The earliest known attempt to use duralumin for a heavier-than-air aircraft structure occurred in 1916, when Hugo Junkers first introduced its use in the airframe of the Junkers J 3, a single-engined monoplane "technology demonstrator" that marked the first use of the Junkers trademark duralumin corrugated skinning. The Junkers company completed only the covered wings and tubular fuselage framework of the J 3 before abandoning its development. The slightly later, solely IdFlieg-designated Junkers J.I armoured sesquiplane of 1917, known to the factory as the Junkers J 4, had its all-metal wings and horizontal stabilizer made in the same manner as the J 3's wings had been, like the experimental and airworthy all-duralumin Junkers J 7 single-seat fighter design, which led to the Junkers D.I low-wing monoplane fighter, introducing all-duralumin aircraft structural technology to German military aviation in 1918.

Its first use in aerostatic airframes came in rigid airship frames, eventually including all those of the "Great Airship" era of the 1920s and 1930s: the British-built R-100, the German passenger Zeppelins LZ 127 Graf Zeppelin, LZ 129 Hindenburg, LZ 130 Graf Zeppelin II, and the U.S. Navy airships USS Los Angeles (ZR-3, ex-LZ 126), USS Akron (ZRS-4) and USS Macon (ZRS-5).

2000 series were once the most common aerospace alloys, but because they were susceptible to stress corrosion cracking, they are increasingly being replaced by 7000 series in new designs.

=== Bicycle ===
Duralumin was used to manufacture bicycle components and framesets from the 1930s to 1990s.

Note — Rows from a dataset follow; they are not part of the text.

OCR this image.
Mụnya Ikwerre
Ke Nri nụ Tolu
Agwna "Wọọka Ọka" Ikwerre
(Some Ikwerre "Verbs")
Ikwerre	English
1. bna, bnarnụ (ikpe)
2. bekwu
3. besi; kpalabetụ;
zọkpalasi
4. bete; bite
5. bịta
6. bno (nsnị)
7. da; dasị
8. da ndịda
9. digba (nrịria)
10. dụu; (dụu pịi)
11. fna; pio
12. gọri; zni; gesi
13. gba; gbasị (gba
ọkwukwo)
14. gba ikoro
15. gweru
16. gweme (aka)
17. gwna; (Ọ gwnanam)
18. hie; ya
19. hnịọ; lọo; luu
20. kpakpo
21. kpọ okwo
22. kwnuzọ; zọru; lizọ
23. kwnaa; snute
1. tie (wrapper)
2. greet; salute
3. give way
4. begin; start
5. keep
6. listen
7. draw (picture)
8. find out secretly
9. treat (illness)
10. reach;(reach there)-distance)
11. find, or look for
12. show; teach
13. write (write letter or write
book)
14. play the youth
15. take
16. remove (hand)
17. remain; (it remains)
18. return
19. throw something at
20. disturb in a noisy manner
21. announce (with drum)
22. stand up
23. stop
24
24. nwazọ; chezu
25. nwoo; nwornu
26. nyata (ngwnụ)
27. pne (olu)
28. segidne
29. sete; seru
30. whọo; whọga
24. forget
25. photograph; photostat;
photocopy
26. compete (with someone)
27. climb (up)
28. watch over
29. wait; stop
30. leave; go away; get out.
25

Several companies in Saint-Étienne, France stood out for their early, innovative adoption of duralumin: in 1932, Verot et Perrin developed the first light alloy crank arms; in 1934, Haubtmann released a complete crankset; from 1935 on, Duralumin freewheels, derailleurs, pedals, brakes and handlebars were manufactured by several companies.

Complete framesets followed quickly, including those manufactured by: Mercier (and Aviac and other licensees) with their popular Meca Dural family of models, the Pelissier brothers and their race-worthy La Perle models, and Nicolas Barra and his mid-twentieth century "Barralumin" creations. Other names that come up here also included: Pierre Caminade, with his Caminargent creations and their octagonal tubing, and also Gnome et Rhône, with its deep heritage as an aircraft engine manufacturer that also diversified into motorcycles, velomotors and bicycles after World War Two.

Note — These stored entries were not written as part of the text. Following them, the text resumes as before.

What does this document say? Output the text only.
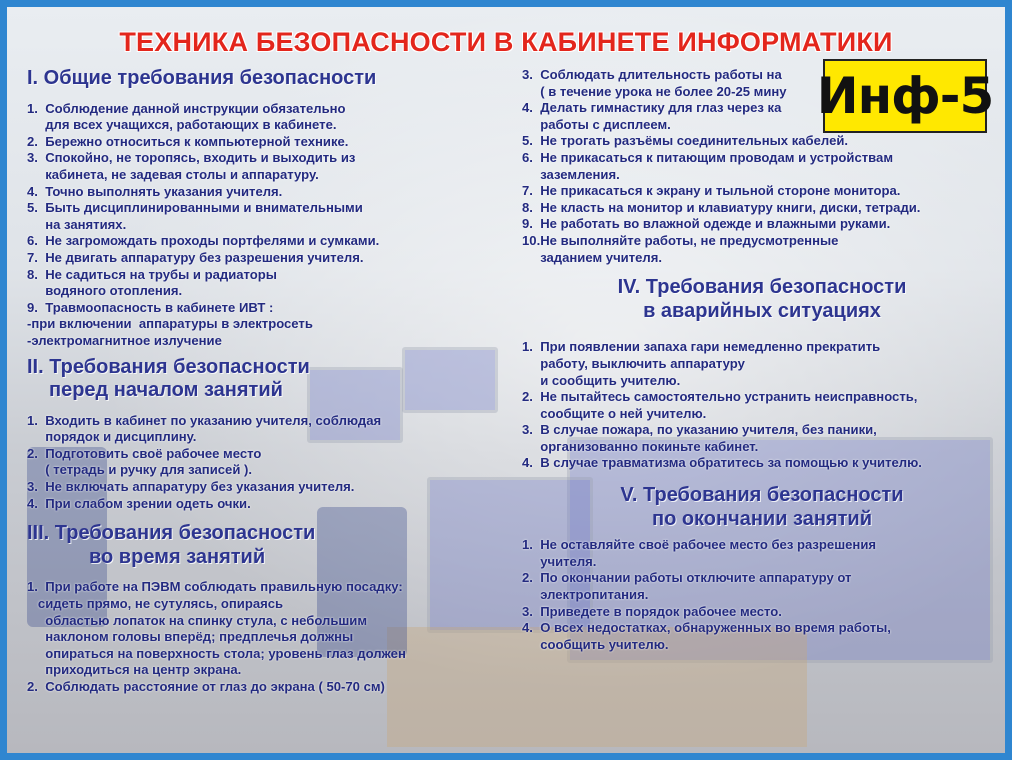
ТЕХНИКА БЕЗОПАСНОСТИ В КАБИНЕТЕ ИНФОРМАТИКИ
Инф-5
I. Общие требования безопасности
1.  Соблюдение данной инструкции обязательно
для всех учащихся, работающих в кабинете.
2.  Бережно относиться к компьютерной технике.
3.  Спокойно, не торопясь, входить и выходить из
кабинета, не задевая столы и аппаратуру.
4.  Точно выполнять указания учителя.
5.  Быть дисциплинированными и внимательными
на занятиях.
6.  Не загромождать проходы портфелями и сумками.
7.  Не двигать аппаратуру без разрешения учителя.
8.  Не садиться на трубы и радиаторы
водяного отопления.
9.  Травмоопасность в кабинете ИВТ :
-при включении  аппаратуры в электросеть
-электромагнитное излучение
II. Требования безопасности
перед началом занятий
1.  Входить в кабинет по указанию учителя, соблюдая
порядок и дисциплину.
2.  Подготовить своё рабочее место
( тетрадь и ручку для записей ).
3.  Не включать аппаратуру без указания учителя.
4.  При слабом зрении одеть очки.
III. Требования безопасности
во время занятий
1.  При работе на ПЭВМ соблюдать правильную посадку:
сидеть прямо, не сутулясь, опираясь
областью лопаток на спинку стула, с небольшим
наклоном головы вперёд; предплечья должны
опираться на поверхность стола; уровень глаз должен
приходиться на центр экрана.
2.  Соблюдать расстояние от глаз до экрана ( 50-70 см)
3.  Соблюдать длительность работы на
( в течение урока не более 20-25 мину
4.  Делать гимнастику для глаз через ка
работы с дисплеем.
5.  Не трогать разъёмы соединительных кабелей.
6.  Не прикасаться к питающим проводам и устройствам
заземления.
7.  Не прикасаться к экрану и тыльной стороне монитора.
8.  Не класть на монитор и клавиатуру книги, диски, тетради.
9.  Не работать во влажной одежде и влажными руками.
10.Не выполняйте работы, не предусмотренные
заданием учителя.
IV. Требования безопасности
в аварийных ситуациях
1.  При появлении запаха гари немедленно прекратить
работу, выключить аппаратуру
и сообщить учителю.
2.  Не пытайтесь самостоятельно устранить неисправность,
сообщите о ней учителю.
3.  В случае пожара, по указанию учителя, без паники,
организованно покиньте кабинет.
4.  В случае травматизма обратитесь за помощью к учителю.
V. Требования безопасности
по окончании занятий
1.  Не оставляйте своё рабочее место без разрешения
учителя.
2.  По окончании работы отключите аппаратуру от
электропитания.
3.  Приведете в порядок рабочее место.
4.  О всех недостатках, обнаруженных во время работы,
сообщить учителю.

Mitsubishi Heavy Industries, which was prohibited from producing aircraft during the American occupation of Japan, manufactured the "cross" bicycle out of surplus wartime duralumin in 1946. The "cross" was designed by Kiro Honjo, a former aircraft designer responsible for the Mitsubishi G4M.

Duralumin use in bicycle manufacturing faded in the 1970s and 1980s. Vitus (bicycle company) nonetheless released the venerable "979" frameset in 1979, a "Duralinox" model that became an instant classic among cyclists. The Vitus 979 was the first production aluminium frameset whose thin-wall 5083/5086 tubing was slip-fit and then glued together using a dry heat-activated epoxy. The result was an extremely lightweight but very durable frameset. Production of the Vitus 979 continued until 1992.